Recall effort launched against gay Chattanooga councilman

Last fall, Chattanooga city councilman Chris Anderson led a move to pass a city ordinance extending benefits to the domestic partners of city employees, including those in same-sex relationships. The Extended Benefits and Equity Ordinance passed 5-4 in November and was welcomed by the mayor. In praising the measure, Chattanooga Mayor Andy Berke echoed the sentiments of city executives around the state: “In the 21st century, we must ensure we attract talented employees and remain competitive.... That means hiring employees based on merit and offering a benefits package that retains and recruits the very best employees possible."

By December, however, the city was forced to stop enrollment for domestic partners in benefits, as a local group, Citizens for Government Accountability and Transparency, managed to get enough signatures on a petition to put the issue on the ballot for voters to approve. Supporters of the petition drive, leaders of which have strong ties to tea party politics, point to the ease of collecting signatures as a sign of the unpopularity of the measure. At the time, Councilman Anderson, as reported in theChattanooga Times Free Presssaid that he felt that the petition drive didn’t reflect the will of the people as its backers claimed. “I think it’s a very small minority of people in the city of Chattanooga, many of whom were misled into signing.” He also expressed confidence that the measure would pass a popular vote.

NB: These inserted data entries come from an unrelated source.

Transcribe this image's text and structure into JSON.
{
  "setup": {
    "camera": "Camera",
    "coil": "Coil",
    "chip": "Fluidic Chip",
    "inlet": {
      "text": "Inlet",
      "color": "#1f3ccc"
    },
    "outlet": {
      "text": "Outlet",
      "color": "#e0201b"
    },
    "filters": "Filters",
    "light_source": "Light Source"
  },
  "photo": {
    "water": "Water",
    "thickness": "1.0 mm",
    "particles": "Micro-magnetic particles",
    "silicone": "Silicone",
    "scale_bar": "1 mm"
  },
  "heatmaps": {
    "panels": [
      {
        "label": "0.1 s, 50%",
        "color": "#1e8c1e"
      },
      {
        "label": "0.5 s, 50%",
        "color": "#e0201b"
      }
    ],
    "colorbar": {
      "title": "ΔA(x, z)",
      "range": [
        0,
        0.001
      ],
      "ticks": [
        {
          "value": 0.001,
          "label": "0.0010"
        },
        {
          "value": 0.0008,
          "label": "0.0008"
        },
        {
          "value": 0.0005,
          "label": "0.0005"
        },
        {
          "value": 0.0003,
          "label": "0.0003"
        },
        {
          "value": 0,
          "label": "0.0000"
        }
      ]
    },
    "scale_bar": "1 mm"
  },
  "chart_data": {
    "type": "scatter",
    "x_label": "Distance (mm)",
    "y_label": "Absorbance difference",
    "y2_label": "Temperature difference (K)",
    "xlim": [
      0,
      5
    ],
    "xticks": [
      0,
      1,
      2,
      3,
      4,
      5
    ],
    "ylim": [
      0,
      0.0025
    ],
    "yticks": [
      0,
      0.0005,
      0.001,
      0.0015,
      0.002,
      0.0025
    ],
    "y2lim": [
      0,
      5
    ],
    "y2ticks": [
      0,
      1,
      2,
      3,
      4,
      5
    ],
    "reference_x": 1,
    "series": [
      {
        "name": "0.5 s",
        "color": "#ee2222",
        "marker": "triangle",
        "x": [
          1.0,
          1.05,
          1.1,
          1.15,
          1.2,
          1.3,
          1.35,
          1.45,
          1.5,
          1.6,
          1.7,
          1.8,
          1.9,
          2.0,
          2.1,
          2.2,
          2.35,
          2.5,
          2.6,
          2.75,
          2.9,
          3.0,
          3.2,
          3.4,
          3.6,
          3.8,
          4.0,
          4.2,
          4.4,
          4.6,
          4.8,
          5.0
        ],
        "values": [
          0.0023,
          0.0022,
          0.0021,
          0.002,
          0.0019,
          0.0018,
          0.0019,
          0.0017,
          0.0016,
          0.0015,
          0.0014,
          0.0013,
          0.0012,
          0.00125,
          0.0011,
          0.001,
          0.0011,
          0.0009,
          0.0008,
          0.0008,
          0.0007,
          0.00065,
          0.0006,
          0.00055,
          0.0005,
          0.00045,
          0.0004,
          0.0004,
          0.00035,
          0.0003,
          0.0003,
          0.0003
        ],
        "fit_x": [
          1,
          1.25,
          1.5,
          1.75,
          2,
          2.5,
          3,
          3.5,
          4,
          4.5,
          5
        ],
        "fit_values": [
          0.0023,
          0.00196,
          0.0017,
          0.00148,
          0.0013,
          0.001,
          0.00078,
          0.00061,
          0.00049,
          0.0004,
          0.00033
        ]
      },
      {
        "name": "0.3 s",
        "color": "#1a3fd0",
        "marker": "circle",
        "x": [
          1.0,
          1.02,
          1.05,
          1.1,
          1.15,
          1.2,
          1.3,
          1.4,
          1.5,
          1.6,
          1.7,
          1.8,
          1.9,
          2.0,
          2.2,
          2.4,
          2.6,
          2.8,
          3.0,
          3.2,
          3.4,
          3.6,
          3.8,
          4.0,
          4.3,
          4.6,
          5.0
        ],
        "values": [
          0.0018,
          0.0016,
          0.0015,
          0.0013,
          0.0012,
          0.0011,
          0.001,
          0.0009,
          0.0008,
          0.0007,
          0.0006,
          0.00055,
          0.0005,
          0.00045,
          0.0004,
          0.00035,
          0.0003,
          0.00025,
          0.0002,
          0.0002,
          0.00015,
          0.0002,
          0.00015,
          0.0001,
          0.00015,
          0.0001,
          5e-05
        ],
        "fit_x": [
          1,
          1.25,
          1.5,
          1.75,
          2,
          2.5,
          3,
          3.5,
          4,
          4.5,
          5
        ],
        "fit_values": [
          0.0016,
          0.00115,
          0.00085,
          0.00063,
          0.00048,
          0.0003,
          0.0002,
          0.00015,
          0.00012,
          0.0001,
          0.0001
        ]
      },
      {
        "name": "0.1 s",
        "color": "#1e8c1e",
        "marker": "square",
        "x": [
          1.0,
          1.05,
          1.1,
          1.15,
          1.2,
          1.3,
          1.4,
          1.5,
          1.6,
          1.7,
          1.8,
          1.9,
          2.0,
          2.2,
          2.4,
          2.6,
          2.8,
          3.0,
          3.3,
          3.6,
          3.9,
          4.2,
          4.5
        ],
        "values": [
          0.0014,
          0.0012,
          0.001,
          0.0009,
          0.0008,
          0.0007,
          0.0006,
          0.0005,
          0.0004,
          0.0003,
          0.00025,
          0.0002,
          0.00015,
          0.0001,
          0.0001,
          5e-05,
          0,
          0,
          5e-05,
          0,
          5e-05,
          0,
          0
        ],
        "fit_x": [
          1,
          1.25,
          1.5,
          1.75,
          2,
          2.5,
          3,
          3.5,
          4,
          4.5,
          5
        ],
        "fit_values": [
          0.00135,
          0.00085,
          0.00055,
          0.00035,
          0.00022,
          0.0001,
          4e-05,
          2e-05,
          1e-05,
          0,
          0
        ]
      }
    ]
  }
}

By mid January, it became clear that opponents of the measure were not satisfied with bringing the issue of domestic partner benefits before the voting populace - they intended to target Chris Anderson, Chattanooga’s first openly gay elected official, directly. A small group of citizens presented yet another petition, this time to the Hamilton County Election Commission, beginning the formal procedure to recall Anderson. With the approval of the Commission, the group would then have 75 days to collect the signatures of about 1,800 District 7 residents. The group complained that Anderson has ignored his district’s needs in order to pursue “matters Mr. Anderson considered more important.”

One of the men delivering the petition, Mahmood Abdullah, stated plainly, “"He doesn't represent what the people want.... His only goal is to boost homosexuality." Further calling the recall into question is the role of Charles Wynsong in the recall petition drive: Wynsong is not a District 7 resident, but he was part of the initial drive to block the city ordinance extending domestic partner benefits.

Anderson has stood strong. "I knew when I ran for public office that I would have to make decisions that were politically difficult," he wrote in an email to the Times Free Press. "If you want to recall me over the equal rights of the public servants that work so hard for the City of Chattanooga, bring it on." More recently, Councilman Anderson has decided to take the offensive against what seems to be a bias-motivated recall.

On February 18, 2014, Anderson filed suit to have the petition thrown out, pointing to the bias behind it and claiming that it represents a violation of his rights. Anderson's attorney, Stuart James, said, "It's discriminatory. It's our position that under the constitution you can't call a recall election" on that basis. The lawsuit seeks an order to halt the petition drive while the courts rule on the petition’s status. While a great deal rests on the outcome of the lawsuit, the success of the recall position then leads to a recall vote at the ballots, and according to state law, a successful recall of a city councilperson requires that “sixty-six percent (66%) of those voters [who vote] vote ‘for recall’” (Tenn. Code Ann. §6-31-307). So Councilman Anderson’s political fate may not be determined in the near future.